BLOGPOST: Fighting Fiends, Loving Beauty

“Notwithstanding the beauty of this country of Faerie . . . there is much that is wrong in it. If there are great splendours, there are corresponding horrors; heights and depths, beautiful women and awful fiends; noble men and weaklings. All a man has to do is to better what he can.”
George MacDonald, from Phantastes.
Horrors and splendor. That’s what we find in life. The horrors, what we do to each other and things that happen by chance.
Still, there are splendors of God’s expression of beauty, His beauty within our hearts that sometimes comes out through our hands. Splendor is often our response to horror.
On Sunday, we marked 15 years since 9/11. Terrorist attacks that claimed nearly 3,000 lives in Pennsylvania, Washington, DC, and New York City.
In my third year of teaching, I was overseeing a class of seventh and eighth-graders when the plane hit the first tower in New York City. The moment marked us all.
Over the last couple years, the number of my current students who can remember the day has trickled to a drip and nearly stopped. I have few young people before me who can recall what that day felt like.
September 11, 2001, brought us wall to wall coverage of debris and devastation. There was the relief of joy and the devastation of loss. This person had been saved. That one was gone. It was the event that still shapes our times.
There was beauty even in the loss. The heroes of Flight 93 challenged horror when it looked them in the eye. They said no. We felt horror at their deaths but beauty in their heroism.
It was what President George W. Bush called the “first counter-attack in the War on Terror.”  He reminds us that “One of the lessons of 9-11 is that evil is real and so is courage.”
Last weekend, Americans flocked to a film about a reluctant hero. Chesley Sullenberger, Sully, had to make a quick decision to land his plane in the Hudson River on January 15, 2009.  A flock of geese, by chance, flew into his plane’s engines moments after take off.
But Providence orchestrated the convergence of an experienced airline pilot, two ferry boats, and a city who had faced horror and knew how to respond quickly.

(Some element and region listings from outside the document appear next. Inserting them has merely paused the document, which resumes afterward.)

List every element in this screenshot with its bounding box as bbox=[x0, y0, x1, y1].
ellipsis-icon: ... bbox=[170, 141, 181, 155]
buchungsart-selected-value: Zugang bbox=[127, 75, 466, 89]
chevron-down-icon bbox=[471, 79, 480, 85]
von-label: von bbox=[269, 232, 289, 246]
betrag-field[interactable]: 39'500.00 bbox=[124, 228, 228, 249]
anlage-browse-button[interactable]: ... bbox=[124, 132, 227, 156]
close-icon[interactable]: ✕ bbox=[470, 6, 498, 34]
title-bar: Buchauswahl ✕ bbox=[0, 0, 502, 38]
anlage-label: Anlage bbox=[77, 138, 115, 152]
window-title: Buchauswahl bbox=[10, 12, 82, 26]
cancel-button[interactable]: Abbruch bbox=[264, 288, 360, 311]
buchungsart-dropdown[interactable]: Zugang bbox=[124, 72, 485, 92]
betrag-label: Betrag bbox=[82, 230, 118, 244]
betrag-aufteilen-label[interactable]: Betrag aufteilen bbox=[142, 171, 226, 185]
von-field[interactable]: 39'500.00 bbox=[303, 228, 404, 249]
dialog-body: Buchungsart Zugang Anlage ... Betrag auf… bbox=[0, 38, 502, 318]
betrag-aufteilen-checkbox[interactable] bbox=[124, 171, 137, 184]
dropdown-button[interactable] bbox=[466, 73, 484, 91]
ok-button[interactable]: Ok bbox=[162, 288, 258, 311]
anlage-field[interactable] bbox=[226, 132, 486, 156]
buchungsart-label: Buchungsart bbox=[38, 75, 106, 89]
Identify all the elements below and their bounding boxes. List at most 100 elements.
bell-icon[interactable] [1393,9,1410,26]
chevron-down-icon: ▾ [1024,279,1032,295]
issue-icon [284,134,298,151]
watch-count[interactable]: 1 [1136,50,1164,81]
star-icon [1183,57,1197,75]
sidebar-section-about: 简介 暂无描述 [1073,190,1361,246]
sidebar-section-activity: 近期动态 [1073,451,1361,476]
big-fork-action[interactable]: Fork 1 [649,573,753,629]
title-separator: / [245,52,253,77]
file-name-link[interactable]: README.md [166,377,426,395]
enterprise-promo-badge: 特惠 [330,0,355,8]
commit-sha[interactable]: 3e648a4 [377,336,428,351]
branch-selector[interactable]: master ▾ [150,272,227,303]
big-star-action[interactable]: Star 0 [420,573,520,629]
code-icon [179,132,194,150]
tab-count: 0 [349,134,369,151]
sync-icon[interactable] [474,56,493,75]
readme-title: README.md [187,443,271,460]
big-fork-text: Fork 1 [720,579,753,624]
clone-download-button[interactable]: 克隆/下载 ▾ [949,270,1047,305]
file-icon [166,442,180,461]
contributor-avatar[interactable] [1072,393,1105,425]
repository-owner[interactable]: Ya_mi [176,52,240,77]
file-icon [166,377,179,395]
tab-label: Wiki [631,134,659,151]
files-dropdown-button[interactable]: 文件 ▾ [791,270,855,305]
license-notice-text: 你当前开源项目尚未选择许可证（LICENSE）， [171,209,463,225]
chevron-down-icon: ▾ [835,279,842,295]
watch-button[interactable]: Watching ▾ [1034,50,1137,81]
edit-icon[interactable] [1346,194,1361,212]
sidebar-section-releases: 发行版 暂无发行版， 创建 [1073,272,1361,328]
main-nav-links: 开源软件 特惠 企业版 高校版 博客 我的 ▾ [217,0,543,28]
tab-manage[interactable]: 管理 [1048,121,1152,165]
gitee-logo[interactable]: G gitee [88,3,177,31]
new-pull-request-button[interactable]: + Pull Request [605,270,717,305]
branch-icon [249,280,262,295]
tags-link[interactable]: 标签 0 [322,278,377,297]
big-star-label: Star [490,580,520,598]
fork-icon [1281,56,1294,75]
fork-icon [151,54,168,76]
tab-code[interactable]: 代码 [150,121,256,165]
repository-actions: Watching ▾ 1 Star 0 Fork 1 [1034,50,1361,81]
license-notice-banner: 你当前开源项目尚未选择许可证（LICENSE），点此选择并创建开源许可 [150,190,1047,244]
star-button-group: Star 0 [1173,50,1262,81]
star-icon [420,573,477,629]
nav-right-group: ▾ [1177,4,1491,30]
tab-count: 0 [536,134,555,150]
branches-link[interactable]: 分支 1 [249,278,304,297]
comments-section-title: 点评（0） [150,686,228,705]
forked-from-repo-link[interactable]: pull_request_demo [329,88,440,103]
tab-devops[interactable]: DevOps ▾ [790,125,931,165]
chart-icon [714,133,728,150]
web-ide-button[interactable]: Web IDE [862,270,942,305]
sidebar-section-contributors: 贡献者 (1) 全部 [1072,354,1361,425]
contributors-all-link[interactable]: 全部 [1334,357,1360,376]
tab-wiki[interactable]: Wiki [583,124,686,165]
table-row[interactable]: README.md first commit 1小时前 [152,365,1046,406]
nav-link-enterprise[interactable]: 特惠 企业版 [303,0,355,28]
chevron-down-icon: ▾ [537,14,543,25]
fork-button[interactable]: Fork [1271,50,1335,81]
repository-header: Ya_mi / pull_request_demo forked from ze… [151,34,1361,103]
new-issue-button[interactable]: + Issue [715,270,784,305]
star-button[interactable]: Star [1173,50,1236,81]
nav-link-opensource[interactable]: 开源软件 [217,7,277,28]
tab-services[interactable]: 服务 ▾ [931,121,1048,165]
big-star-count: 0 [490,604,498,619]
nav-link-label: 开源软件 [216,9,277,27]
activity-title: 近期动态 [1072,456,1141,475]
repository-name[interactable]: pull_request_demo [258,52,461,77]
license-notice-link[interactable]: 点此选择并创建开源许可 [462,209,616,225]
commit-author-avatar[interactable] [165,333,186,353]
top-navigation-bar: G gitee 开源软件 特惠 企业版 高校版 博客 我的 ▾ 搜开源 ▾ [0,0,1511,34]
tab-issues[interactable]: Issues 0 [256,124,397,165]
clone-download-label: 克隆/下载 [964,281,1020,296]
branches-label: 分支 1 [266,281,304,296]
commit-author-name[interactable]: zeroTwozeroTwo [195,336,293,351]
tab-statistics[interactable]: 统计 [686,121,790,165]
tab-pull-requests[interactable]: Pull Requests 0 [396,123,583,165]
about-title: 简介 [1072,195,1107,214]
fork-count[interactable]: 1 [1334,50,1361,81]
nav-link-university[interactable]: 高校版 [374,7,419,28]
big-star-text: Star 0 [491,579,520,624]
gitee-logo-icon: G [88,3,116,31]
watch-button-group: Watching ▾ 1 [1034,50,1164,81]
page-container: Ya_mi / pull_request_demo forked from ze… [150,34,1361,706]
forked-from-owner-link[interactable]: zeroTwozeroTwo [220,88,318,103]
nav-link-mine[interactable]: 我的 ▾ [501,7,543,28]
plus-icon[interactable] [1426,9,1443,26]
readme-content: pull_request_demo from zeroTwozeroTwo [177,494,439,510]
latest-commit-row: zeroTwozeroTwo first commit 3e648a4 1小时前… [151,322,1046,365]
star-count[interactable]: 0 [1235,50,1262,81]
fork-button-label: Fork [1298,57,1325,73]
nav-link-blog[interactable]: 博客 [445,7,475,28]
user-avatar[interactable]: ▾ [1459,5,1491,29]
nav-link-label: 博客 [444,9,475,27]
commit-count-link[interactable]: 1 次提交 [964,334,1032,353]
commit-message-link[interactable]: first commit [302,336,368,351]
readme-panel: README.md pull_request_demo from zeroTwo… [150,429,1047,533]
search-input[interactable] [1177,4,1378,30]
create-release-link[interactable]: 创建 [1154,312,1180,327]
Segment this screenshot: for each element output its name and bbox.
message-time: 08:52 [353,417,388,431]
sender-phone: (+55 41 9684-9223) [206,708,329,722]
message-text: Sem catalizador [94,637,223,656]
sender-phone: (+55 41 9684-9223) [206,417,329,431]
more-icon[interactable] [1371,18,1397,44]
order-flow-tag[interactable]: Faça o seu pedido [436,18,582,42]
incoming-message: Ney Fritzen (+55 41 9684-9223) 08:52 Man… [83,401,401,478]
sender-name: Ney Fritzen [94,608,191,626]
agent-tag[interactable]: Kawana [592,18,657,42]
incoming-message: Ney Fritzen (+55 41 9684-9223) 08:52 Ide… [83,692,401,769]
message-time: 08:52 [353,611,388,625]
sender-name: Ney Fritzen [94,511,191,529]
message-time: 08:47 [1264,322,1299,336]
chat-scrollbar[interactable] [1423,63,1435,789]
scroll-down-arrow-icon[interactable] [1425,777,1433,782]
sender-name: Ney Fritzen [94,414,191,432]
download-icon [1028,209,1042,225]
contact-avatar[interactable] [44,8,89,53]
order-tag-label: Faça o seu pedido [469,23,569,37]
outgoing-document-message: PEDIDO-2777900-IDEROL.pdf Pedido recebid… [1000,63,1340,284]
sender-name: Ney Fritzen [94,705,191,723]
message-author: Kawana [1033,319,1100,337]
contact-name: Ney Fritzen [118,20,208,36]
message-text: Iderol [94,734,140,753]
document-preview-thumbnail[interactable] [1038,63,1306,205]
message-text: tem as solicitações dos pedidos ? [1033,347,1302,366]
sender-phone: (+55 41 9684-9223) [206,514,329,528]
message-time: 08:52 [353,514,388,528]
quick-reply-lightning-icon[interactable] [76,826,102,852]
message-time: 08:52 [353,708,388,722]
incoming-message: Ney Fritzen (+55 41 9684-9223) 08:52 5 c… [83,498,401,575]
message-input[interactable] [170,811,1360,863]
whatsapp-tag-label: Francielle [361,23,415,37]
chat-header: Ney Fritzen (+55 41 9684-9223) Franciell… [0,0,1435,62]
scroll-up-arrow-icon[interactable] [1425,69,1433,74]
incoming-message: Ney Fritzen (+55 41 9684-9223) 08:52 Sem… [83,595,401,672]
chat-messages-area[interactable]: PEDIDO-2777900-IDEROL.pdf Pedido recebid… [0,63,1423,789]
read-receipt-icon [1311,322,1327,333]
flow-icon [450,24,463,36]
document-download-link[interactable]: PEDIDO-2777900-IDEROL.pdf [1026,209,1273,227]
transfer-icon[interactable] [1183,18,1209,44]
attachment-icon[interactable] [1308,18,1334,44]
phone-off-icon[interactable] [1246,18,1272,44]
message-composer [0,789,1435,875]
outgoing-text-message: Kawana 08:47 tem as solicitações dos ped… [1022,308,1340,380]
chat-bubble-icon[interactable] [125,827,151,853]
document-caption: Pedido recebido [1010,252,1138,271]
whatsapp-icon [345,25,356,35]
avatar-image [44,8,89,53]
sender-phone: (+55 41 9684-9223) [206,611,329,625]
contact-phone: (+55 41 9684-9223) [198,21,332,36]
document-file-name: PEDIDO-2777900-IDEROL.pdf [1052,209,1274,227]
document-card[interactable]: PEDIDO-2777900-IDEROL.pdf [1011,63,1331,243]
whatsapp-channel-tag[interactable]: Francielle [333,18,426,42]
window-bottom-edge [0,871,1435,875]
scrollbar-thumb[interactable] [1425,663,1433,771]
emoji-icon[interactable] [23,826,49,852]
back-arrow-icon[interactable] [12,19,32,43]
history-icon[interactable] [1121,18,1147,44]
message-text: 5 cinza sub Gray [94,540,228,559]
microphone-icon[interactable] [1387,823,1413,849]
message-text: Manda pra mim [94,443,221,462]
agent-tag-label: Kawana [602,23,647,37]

Sully, the NYPD, the ferries, and the US Coast Guard were able to rescue 155 “souls” from the rafts and wings of the wounded plane.
The moment that could have brought more despair brought joy instead.
I remember the blue sky and perfect temperatures of September 11, 2001–what began as an ordinary day. I don’t remember the weather or the state of the sky on January 15, 2009. It too must have been an otherwise ordinary day. I do remember the footage on television that evening showing a reluctant hero and joyful survivors.
Horror happens at the hands of people who choose to bring it. And it comes by chance as well–a different form of fiend. We can’t know why this person didn’t come home at the end of an extraordinary day and that one did.
But we can marvel at those who fight the fiends of evil and chance. And we can mark the beauty of anyone who strives to “better what he can.”